Vermittlungsprogramm „Meeting the Dancers“
Wie im Vorjahr findet begleitend das Vermittlungsangebot „Meeting the Dancers“ statt. Neben der „Ritus“-Abendvorstellung am 6. Februar (20 Uhr) gibt es am 5. Februar bereits um 11 Uhr auch eine Vorstellung für Schulklassen, Senioren, Mütter mit Kindern und alle Interessierten. Im Anschluss gibt es die Möglichkeit, sich im Rahmen von einem Publikumsgespräch oder Workshop mit den Tänzern auszutauschen.

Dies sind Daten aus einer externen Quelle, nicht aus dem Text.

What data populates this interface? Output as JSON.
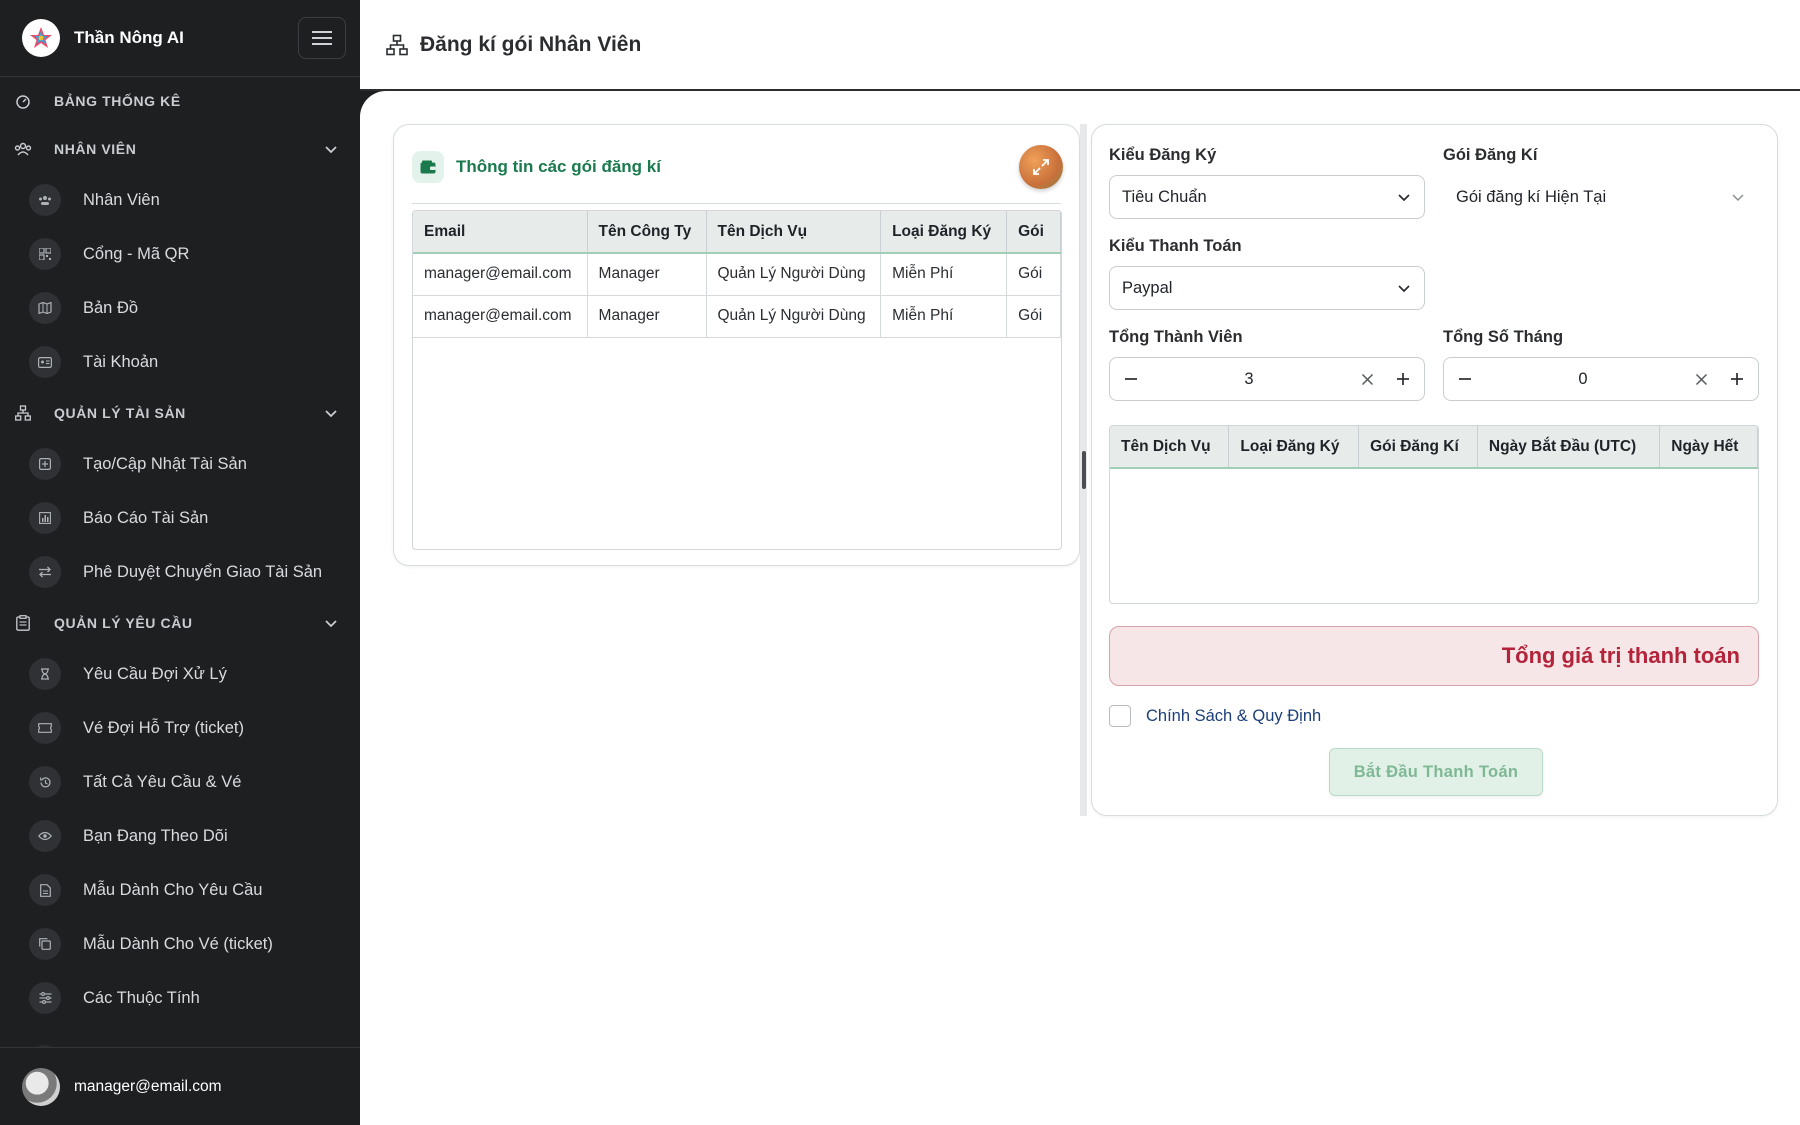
{
  "app": {
    "name": "Thần Nông AI",
    "user_email": "manager@email.com"
  },
  "sidebar": {
    "sections": [
      {
        "label": "BẢNG THỐNG KÊ",
        "icon": "dashboard-icon",
        "items": []
      },
      {
        "label": "NHÂN VIÊN",
        "icon": "team-icon",
        "items": [
          {
            "label": "Nhân Viên",
            "icon": "users-icon"
          },
          {
            "label": "Cổng - Mã QR",
            "icon": "qr-icon"
          },
          {
            "label": "Bản Đồ",
            "icon": "map-icon"
          },
          {
            "label": "Tài Khoản",
            "icon": "id-card-icon"
          }
        ]
      },
      {
        "label": "QUẢN LÝ TÀI SẢN",
        "icon": "hierarchy-icon",
        "items": [
          {
            "label": "Tạo/Cập Nhật Tài Sản",
            "icon": "plus-square-icon"
          },
          {
            "label": "Báo Cáo Tài Sản",
            "icon": "bar-chart-icon"
          },
          {
            "label": "Phê Duyệt Chuyển Giao Tài Sản",
            "icon": "transfer-icon"
          }
        ]
      },
      {
        "label": "QUẢN LÝ YÊU CẦU",
        "icon": "clipboard-icon",
        "items": [
          {
            "label": "Yêu Cầu Đợi Xử Lý",
            "icon": "hourglass-icon"
          },
          {
            "label": "Vé Đợi Hỗ Trợ (ticket)",
            "icon": "ticket-icon"
          },
          {
            "label": "Tất Cả Yêu Cầu & Vé",
            "icon": "history-icon"
          },
          {
            "label": "Bạn Đang Theo Dõi",
            "icon": "eye-icon"
          },
          {
            "label": "Mẫu Dành Cho Yêu Cầu",
            "icon": "document-icon"
          },
          {
            "label": "Mẫu Dành Cho Vé (ticket)",
            "icon": "copy-icon"
          },
          {
            "label": "Các Thuộc Tính",
            "icon": "sliders-icon"
          }
        ]
      }
    ]
  },
  "header": {
    "title": "Đăng kí gói Nhân Viên"
  },
  "subscriptions_card": {
    "title": "Thông tin các gói đăng kí",
    "columns": [
      "Email",
      "Tên Công Ty",
      "Tên Dịch Vụ",
      "Loại Đăng Ký",
      "Gói"
    ],
    "rows": [
      [
        "manager@email.com",
        "Manager",
        "Quản Lý Người Dùng",
        "Miễn Phí",
        "Gói"
      ],
      [
        "manager@email.com",
        "Manager",
        "Quản Lý Người Dùng",
        "Miễn Phí",
        "Gói"
      ]
    ]
  },
  "form": {
    "reg_type_label": "Kiểu Đăng Ký",
    "reg_type_value": "Tiêu Chuẩn",
    "package_label": "Gói Đăng Kí",
    "package_value": "Gói đăng kí Hiện Tại",
    "payment_type_label": "Kiểu Thanh Toán",
    "payment_type_value": "Paypal",
    "members_label": "Tổng Thành Viên",
    "members_value": "3",
    "months_label": "Tổng Số Tháng",
    "months_value": "0",
    "services_columns": [
      "Tên Dịch Vụ",
      "Loại Đăng Ký",
      "Gói Đăng Kí",
      "Ngày Bắt Đầu (UTC)",
      "Ngày Hết"
    ],
    "total_label": "Tổng giá trị thanh toán",
    "policy_label": "Chính Sách & Quy Định",
    "pay_button": "Bắt Đầu Thanh Toán"
  },
  "colors": {
    "sidebar_bg": "#1e1f21",
    "accent_green": "#1b7a4d",
    "total_red": "#b3243a",
    "policy_blue": "#1c3f7a"
  }
}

„Zeitgenössische Kunst- und Kulturvermittlung leistet einen wesentlichen Beitrag zur Entwicklung zentraler Soft Skills wie kreativem Denken und „Out-of-the-Box“-Thinking und stellt damit eine wichtige Zukunftsressource dar. Auf unmittelbare und inspirierende Weise möchte „Ritus“ Entwicklungspfade und Möglichkeiten aufzeigen, Sichtfelder erweitern und dem jungen Publikum neue Impulse eröffnen – sowohl im Gespräch als auch durch das gemeinsame Erleben von Performance“, erklärt Institutsdirektor Andreas Starr.
Karten: posthof.at
Einige Tage zuvor...
Bereits einige Tage zuvor, am 30. Jänner, präsentieren die Masterstudierenden des 2. Jahrgangs des Institute of Dance Arts um 19.30 Uhr in der Studiobühne der Bruckneruni bei freiem Eintritt einen Einblick in ihre aktuellen Arbeiten. Die Themen der Kreationen sind individuell gewählt und beziehen die interkulturell geprägten Imaginarien und die jeweiligen biographischen Hintergründe der Tänzer mit ein.